The fact that the grease peddlers may have committed federal offenses or otherwise shown themselves to be lawless, not law-abiding, in no way qualifies the absolute command of the Norris-LaGuardia Act. Indeed, we held in Allen Bradley Co. v. Local Union, supra, 812, that a *113union that combines with business interests to violate the antitrust laws could be enjoined only as respects “those prohibited activities.” Otherwise we said the injunction would run “directly counter” to the Norris-LaGuardia Act. Id., 812. When we sanction the addition of the penalty of expulsion from union membership, we qualify the Allen Bradley decision.

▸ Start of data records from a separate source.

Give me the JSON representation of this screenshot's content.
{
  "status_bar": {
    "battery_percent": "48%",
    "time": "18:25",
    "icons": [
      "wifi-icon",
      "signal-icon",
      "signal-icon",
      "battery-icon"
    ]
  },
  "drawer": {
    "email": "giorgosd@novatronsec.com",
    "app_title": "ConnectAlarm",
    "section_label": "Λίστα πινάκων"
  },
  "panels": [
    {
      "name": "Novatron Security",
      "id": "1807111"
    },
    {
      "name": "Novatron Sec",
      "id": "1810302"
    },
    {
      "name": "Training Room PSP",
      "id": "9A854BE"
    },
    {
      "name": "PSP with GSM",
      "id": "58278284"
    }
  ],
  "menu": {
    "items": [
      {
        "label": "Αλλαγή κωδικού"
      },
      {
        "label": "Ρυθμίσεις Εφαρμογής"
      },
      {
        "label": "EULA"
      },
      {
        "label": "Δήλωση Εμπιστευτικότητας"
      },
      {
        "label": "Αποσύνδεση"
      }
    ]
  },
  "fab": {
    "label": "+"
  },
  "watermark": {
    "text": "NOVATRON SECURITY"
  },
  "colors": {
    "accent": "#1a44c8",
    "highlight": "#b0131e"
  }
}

“The small owner-operator or 'gypsy’ needs only enough capital to make a down payment on a truck and is free to offer his services at whatever rates he may be willing to accept. In order to protect his equity in his truck he tends, under competitive pressures, to progressively lower his rates until he is taking a bare subsistence for his own wages and is providing inadequate reserves for repairs, maintenance, or replacement. He works long hours, attempts to do his own repair work, often disregards health and safety requirements and load restrictions. He is difficult to organize into trade associations for purposes of self-regulation of rates and standards; and he is likewise difficult to organize into a trade union. He often loses his truck through inability to maintain payments; or when it wears out he has no funds accumulated for another. But there are always new hopefuls to replace him, especially in a period of considerable unemployment (as in the thirties), when an attempt to create self-employment appears to be the only alternative to no employment whatever. Unless regulated in some manner, the small owner-operator constitutes a menace to employment conditions, standards, and in fact to the stability of the entire industry.” Gillingham, The Teamsters Union on the West Coast, Institute of Industrial Relations, U. of Calif. (1956), pp. 35-36.